Prelúdio: após meses do debate que
gerou esse texto, recebi ameaças de processo do teólogo a quem me refiro aqui
por J.B. Não só a mim, mas ele intimidou editores de sites cristãos e até mesmo o Centro
White Brasil. Sua acusação? Plágio! Em realidade, ele pedia que
retirássemos todo conteúdo relacionado a ele em nossas páginas na internet. Veja lá a situação (no meu
caso): o indivíduo comenta no blog,
que é livre, inicia um debate infinito e tudo por conta própria; daí, meses
depois, exige, isso aí, exige, que eu exclua seus comentários ou então me acusaria de… plágio. Pois é, sem pé nem cabeça. Mas, já que ele pediu, eu atendi: apaguei seus comentários e referência que outros fizeram a ele (confesso que a tarefa foi muito gratificante...). Fiquei me perguntando depois: se não
queria debater, porque iniciou o imbróglio? Acho isso falta de etiqueta na rede:
se discorda, não precisa arrumar briga! Quanta baboseira leio por aí e nem
por isso fico usando o espaço de outrem para expressar minha opinião. O mais cômico
da história: descobrimos que o tal advogado a quem J.B. recorreu nem exercia a
profissão, por falta de licença da OAB! Hoje, J.B. continua divulgando seus
textos, sobre adoração liberal, a descrença em 1844, oferecendo interpretações
alternativas sobre o Apocalipse e ridicularizando marcos adventistas, como 2300
tardes e manhãs e o conceito de decreto dominical. E pior: ele jura que é
adventista! Vá entender…
J.B [nome fictício], As opiniões que você expressou nos últimos
comentários à postagem Critérios para a Música Sacra são, no
mínimo, curiosas. Elas lembram mais a exegese que os adversários tradicionais
da Igreja Adventista utilizam contra nós do que a maneira de argumentar que nos
é própria.
Exemplifico: Você usa uma parte de um texto de Ellen White para
basear um princípio que fere todas as demais declarações da escritora;
semelhantemente, há aqueles que se valem de textos como Rm 14:5 para
relativizar a guarda do sábado, sem considerar adequadamente o contexto do
verso, e desprezando todas as outras referências – centenas delas! – ao sábado
como dia de repouso.
Para você, quando Ellen White escreveu que “nem todas as mentes
são alcançadas pelos mesmos métodos" (Testimonies 6:616) pode se entender
que, qualquer método que leve alguém a Cristo, o que inclui gêneros musicais
diversos, é válido.

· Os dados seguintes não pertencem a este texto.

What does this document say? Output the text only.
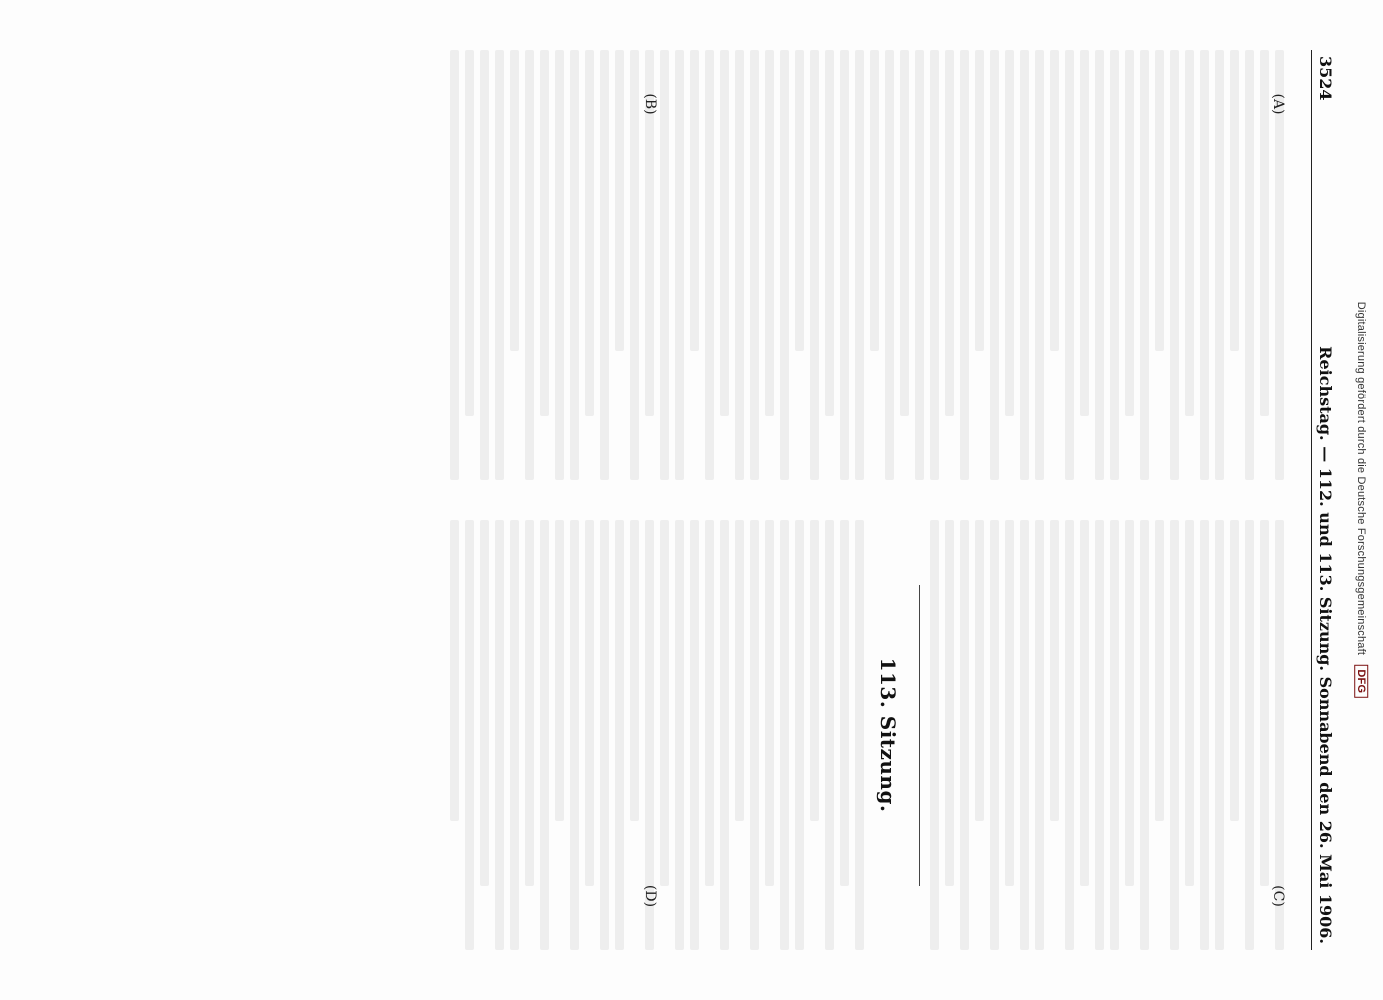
3524
Reichstag. — 112. und 113. Sitzung. Sonnabend den 26. Mai 1906.
(A)
(B)
(C)
(D)
113. Sitzung.
Digitalisierung gefördert durch die Deutsche Forschungsgemeinschaft DFG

Sua interpretação condiz com o texto?
Ponderemos: se qualquer música serve, desde que se “encaixe” em um
determinado contexto, e, naturalmente tenha uma letra biblicamente correta,
então o que fazer com as demais declarações de Ellen White, que repreendem ou
orientam as pessoas sobre o tipo de música que agrada a Deus?
Além disso, por que a declaração de Ellen White não é avaliada à
luz do que ela escreveu sobre métodos missionários, que, de fato, é o assunto
principal do contexto (e não a música, que sequer é citada?). Vejamos esta
declaração: ““Em seus esforços por alcançar o povo, os mensageiros do Senhor
não devem seguir os costumes do mundo”.
(Testimonies, vol. 9, p.143). Será que, ao confrontarmos as duas
declarações, seria correto considerar qualquer gênero musical como adequado ao
Senhor? Será que usar o pop com letra cristã ou mesmo o samba não
incorreria em “seguir os costumes do mundo”?
Quanto aquilo que você menciona ser “o segundo princípio
axiomático”, ou seja, o do culto racional, não é interessante que ele encontra
paralelos nos escritos de Ellen White com a frase “espírito e entendimento”,
também usado por Paulo (1 Co 14:15). Agora, ao contrário do que você afirma,
Ellen White associa esse termo a orientações bem específicas (veja os slides
14,15, 37 da postagem Critérios para a Música Sacra); aquilo que você chama de
“elementos periféricos” está, nos escritos de White associado ao culto
racional, ao cantar com “espírito e entendimento”. Caso não fossem elementos
importantes, por que ela os mencionaria? Deixarei que você explique…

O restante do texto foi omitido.